There are devices to check the moisture level of your brake fluid, but basically if it's black and nasty instead of clear and honey-colored, there's water (and rust) in there.
Good luck!
It's likely the bore of the slave cylinder rather than the piston, which will still look fine. When you push the piston back to accommodate new pads it will be going back into an area of the cylinder which hasn't seen action for some time; that's the area which is likely to be rusty.
Personally I'd simply replace the complete caliper. You'll need to bleed it afterwards.
Sounds like it's all corroded and needs to be rebuilt. The former owner probably rode it through streams a lot and water could have found it's way inside.
The swing-arm/axle bearings will probably be the next thing to go bad.
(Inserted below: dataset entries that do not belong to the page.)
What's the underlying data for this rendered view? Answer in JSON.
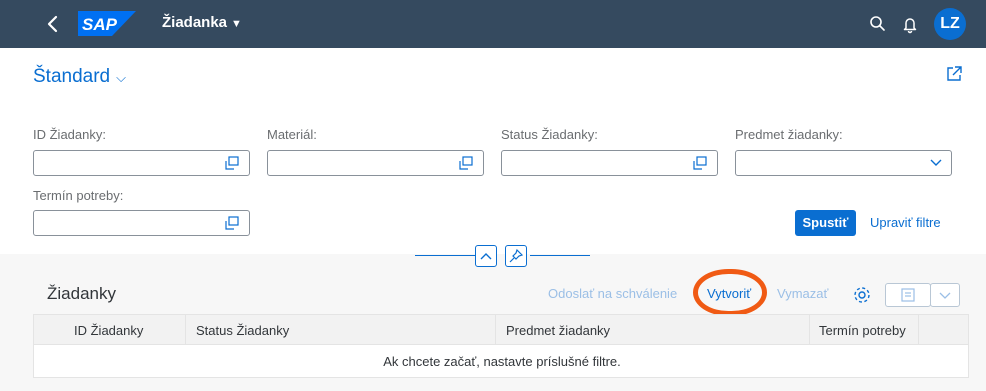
{
  "shell": {
    "logo_text": "SAP",
    "app_title": "Žiadanka",
    "avatar_initials": "LZ",
    "colors": {
      "bar": "#354a5f",
      "accent": "#0a6ed1",
      "logo": "#0070f2"
    },
    "icons": [
      "back-icon",
      "search-icon",
      "bell-icon"
    ]
  },
  "filterbar": {
    "variant": "Štandard",
    "fields": [
      {
        "label": "ID Žiadanky:",
        "value": "",
        "icon": "value-help-icon"
      },
      {
        "label": "Materiál:",
        "value": "",
        "icon": "value-help-icon"
      },
      {
        "label": "Status Žiadanky:",
        "value": "",
        "icon": "value-help-icon"
      },
      {
        "label": "Predmet žiadanky:",
        "value": "",
        "icon": "chevron-down-icon"
      },
      {
        "label": "Termín potreby:",
        "value": "",
        "icon": "value-help-icon"
      }
    ],
    "go_label": "Spustiť",
    "adapt_label": "Upraviť filtre"
  },
  "table": {
    "title": "Žiadanky",
    "toolbar": {
      "send_label": "Odoslať na schválenie",
      "create_label": "Vytvoriť",
      "delete_label": "Vymazať"
    },
    "columns": [
      "ID Žiadanky",
      "Status Žiadanky",
      "Predmet žiadanky",
      "Termín potreby"
    ],
    "rows": [],
    "empty_text": "Ak chcete začať, nastavte príslušné filtre."
  },
  "annotation": {
    "color": "#f05a14",
    "target": "create-button"
  }
}
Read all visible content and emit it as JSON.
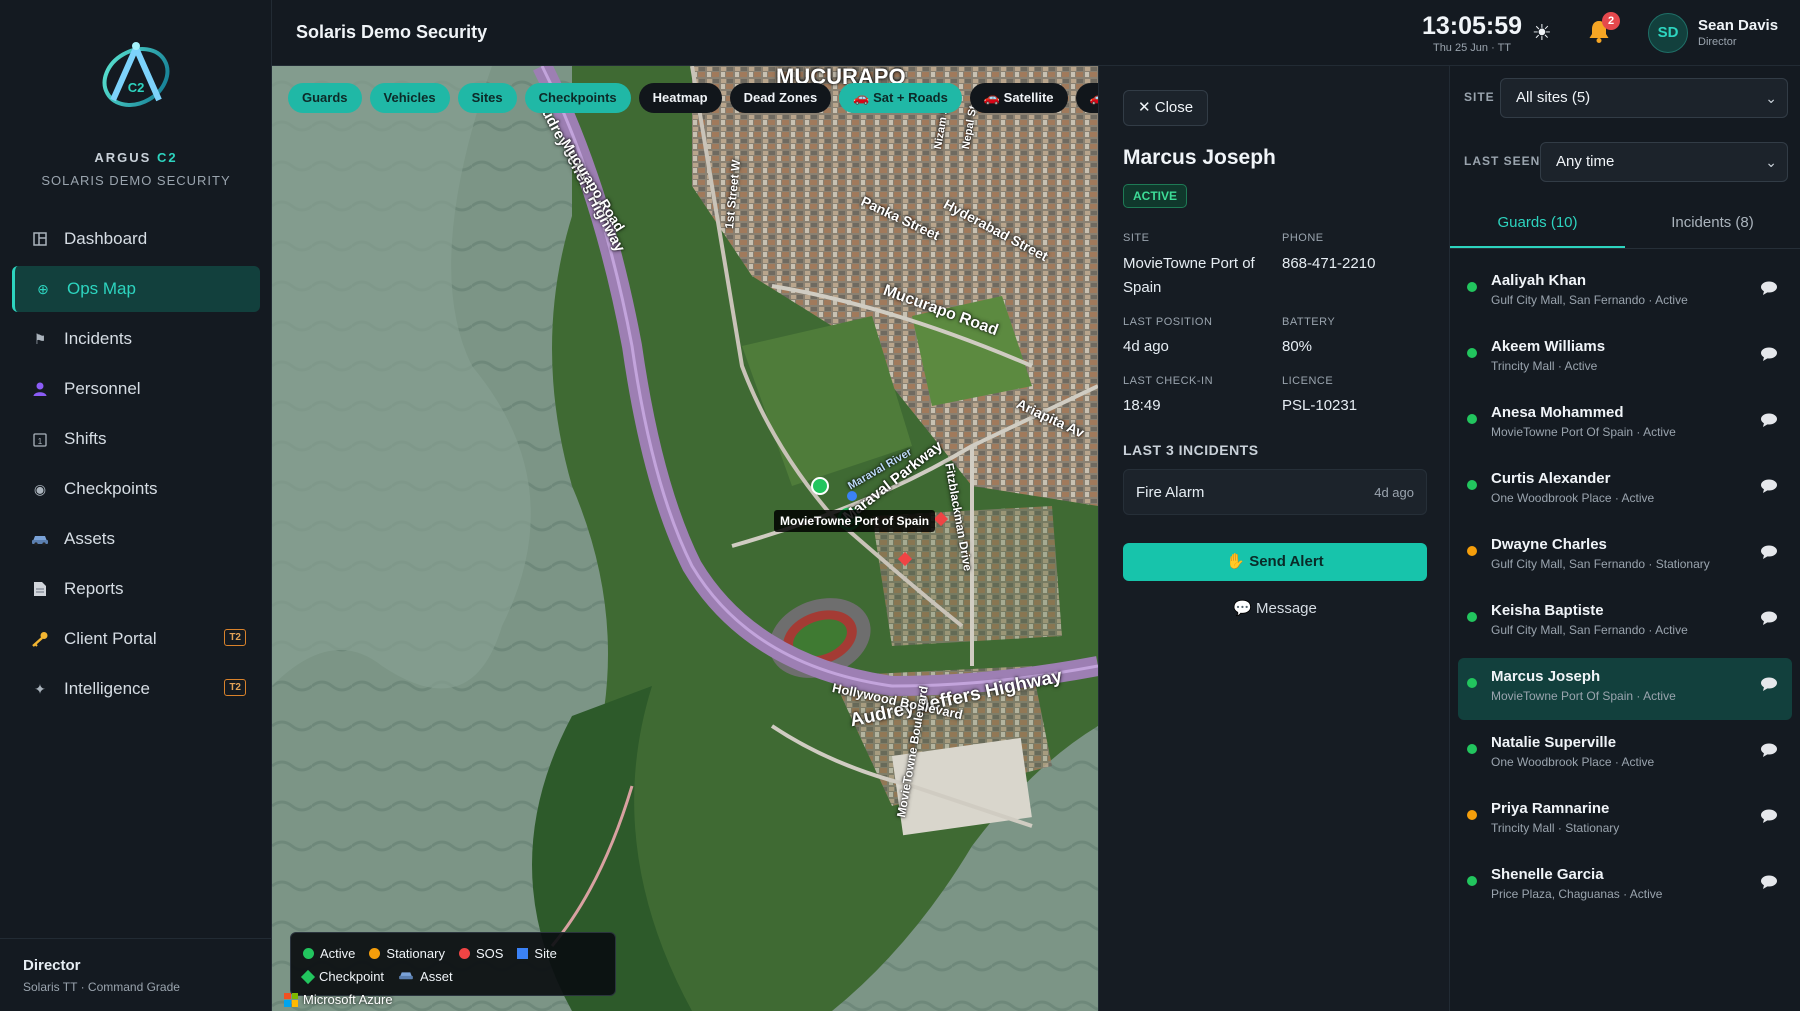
{
  "brand": {
    "name_main": "ARGUS",
    "name_accent": "C2",
    "subtitle": "SOLARIS DEMO SECURITY"
  },
  "sidebar": {
    "items": [
      {
        "label": "Dashboard",
        "icon": "dashboard-icon"
      },
      {
        "label": "Ops Map",
        "icon": "globe-icon",
        "active": true
      },
      {
        "label": "Incidents",
        "icon": "flag-icon"
      },
      {
        "label": "Personnel",
        "icon": "person-icon"
      },
      {
        "label": "Shifts",
        "icon": "calendar-icon"
      },
      {
        "label": "Checkpoints",
        "icon": "target-icon"
      },
      {
        "label": "Assets",
        "icon": "car-icon"
      },
      {
        "label": "Reports",
        "icon": "document-icon"
      },
      {
        "label": "Client Portal",
        "icon": "key-icon",
        "tier": "T2"
      },
      {
        "label": "Intelligence",
        "icon": "sparkle-icon",
        "tier": "T2"
      }
    ],
    "footer": {
      "role": "Director",
      "org": "Solaris TT · Command Grade"
    }
  },
  "topbar": {
    "title": "Solaris Demo Security",
    "time": "13:05:59",
    "date": "Thu 25 Jun · TT",
    "notification_count": "2",
    "user": {
      "initials": "SD",
      "name": "Sean Davis",
      "role": "Director"
    }
  },
  "map": {
    "chips": [
      {
        "label": "Guards",
        "on": true
      },
      {
        "label": "Vehicles",
        "on": true
      },
      {
        "label": "Sites",
        "on": true
      },
      {
        "label": "Checkpoints",
        "on": true
      },
      {
        "label": "Heatmap",
        "on": false
      },
      {
        "label": "Dead Zones",
        "on": false
      },
      {
        "label": "🚗 Sat + Roads",
        "on": true
      },
      {
        "label": "🚗 Satellite",
        "on": false
      },
      {
        "label": "🚗 Ro",
        "on": false
      }
    ],
    "labels": {
      "district": "MUCURAPO",
      "road_1": "Audrey Jeffers Highway",
      "road_2": "Audrey Jeffers Highway",
      "road_3": "Mucurapo Road",
      "road_4": "Mucurapo Road",
      "road_5": "Panka Street",
      "road_6": "Hyderabad Street",
      "road_7": "Maraval Parkway",
      "road_8": "Ariapita Av",
      "road_9": "Fitzblackman Drive",
      "road_10": "Hollywood Boulevard",
      "road_11": "MovieTowne Boulevard",
      "road_12": "1st Street W",
      "road_13": "Maraval River",
      "road_14": "Nizam St",
      "road_15": "Nepal St",
      "pin": "MovieTowne Port of Spain"
    },
    "legend": [
      {
        "label": "Active",
        "color": "#22c55e",
        "shape": "dot"
      },
      {
        "label": "Stationary",
        "color": "#f59e0b",
        "shape": "dot"
      },
      {
        "label": "SOS",
        "color": "#ef4444",
        "shape": "dot"
      },
      {
        "label": "Site",
        "color": "#3b82f6",
        "shape": "square"
      },
      {
        "label": "Checkpoint",
        "color": "#22c55e",
        "shape": "diamond"
      },
      {
        "label": "Asset",
        "color": "#9ca3af",
        "shape": "car"
      }
    ],
    "attribution": "Microsoft Azure"
  },
  "detail": {
    "close_label": "Close",
    "name": "Marcus Joseph",
    "status": "ACTIVE",
    "fields": {
      "site_label": "SITE",
      "site_value": "MovieTowne Port of Spain",
      "phone_label": "PHONE",
      "phone_value": "868-471-2210",
      "last_position_label": "LAST POSITION",
      "last_position_value": "4d ago",
      "battery_label": "BATTERY",
      "battery_value": "80%",
      "last_checkin_label": "LAST CHECK-IN",
      "last_checkin_value": "18:49",
      "licence_label": "LICENCE",
      "licence_value": "PSL-10231"
    },
    "incidents_title": "LAST 3 INCIDENTS",
    "incidents": [
      {
        "type": "Fire Alarm",
        "age": "4d ago"
      }
    ],
    "send_alert_label": "Send Alert",
    "message_label": "Message"
  },
  "list": {
    "site_filter_label": "SITE",
    "site_filter_value": "All sites (5)",
    "last_seen_label": "LAST SEEN",
    "last_seen_value": "Any time",
    "tabs": [
      {
        "label": "Guards (10)",
        "active": true
      },
      {
        "label": "Incidents (8)",
        "active": false
      }
    ],
    "guards": [
      {
        "name": "Aaliyah Khan",
        "sub": "Gulf City Mall, San Fernando · Active",
        "status": "active"
      },
      {
        "name": "Akeem Williams",
        "sub": "Trincity Mall · Active",
        "status": "active"
      },
      {
        "name": "Anesa Mohammed",
        "sub": "MovieTowne Port Of Spain · Active",
        "status": "active"
      },
      {
        "name": "Curtis Alexander",
        "sub": "One Woodbrook Place · Active",
        "status": "active"
      },
      {
        "name": "Dwayne Charles",
        "sub": "Gulf City Mall, San Fernando · Stationary",
        "status": "stationary"
      },
      {
        "name": "Keisha Baptiste",
        "sub": "Gulf City Mall, San Fernando · Active",
        "status": "active"
      },
      {
        "name": "Marcus Joseph",
        "sub": "MovieTowne Port Of Spain · Active",
        "status": "active",
        "selected": true
      },
      {
        "name": "Natalie Superville",
        "sub": "One Woodbrook Place · Active",
        "status": "active"
      },
      {
        "name": "Priya Ramnarine",
        "sub": "Trincity Mall · Stationary",
        "status": "stationary"
      },
      {
        "name": "Shenelle Garcia",
        "sub": "Price Plaza, Chaguanas · Active",
        "status": "active"
      }
    ]
  },
  "colors": {
    "accent": "#2dd4bf",
    "active": "#22c55e",
    "stationary": "#f59e0b",
    "sos": "#ef4444",
    "site": "#3b82f6"
  }
}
I never know how to reply again here. Hope this will work. The piston looked fine, no visible rust, also the brake fluid looked good, clear.
yes
I have a 2001 Yamaha wolverine 350. I wanted to change the rear brake pads, after removing the old ones I couldn't compress the piston back in, I had the brake fluid cap and diaphragm off, I used an old brake pad to put over the piston and then used a C clamp, it wouldn't budge, I also opened the bleeder valve. There has always been an awful squeal coming from the brakes hence changing the pads, they actually didn't look that bad and there are no groves on the fly wheel. I am wondering now if it has been seized all along, I really haven't had it out since I bought it used. The one time I did take it out the squealing got worse as the day went on. what can I do to get the piston back in, is there a tool, a trick, can I take it all apart, and if it needs a whole new caliper is it easy to install. Frustrated ! 50 year old female, I don't know too much, although I did get the front pads changed okay, and by okay I mean 2 hours for the 10 minute job they show on youtube. p.s, I cant afford a mechanic so that's not an option.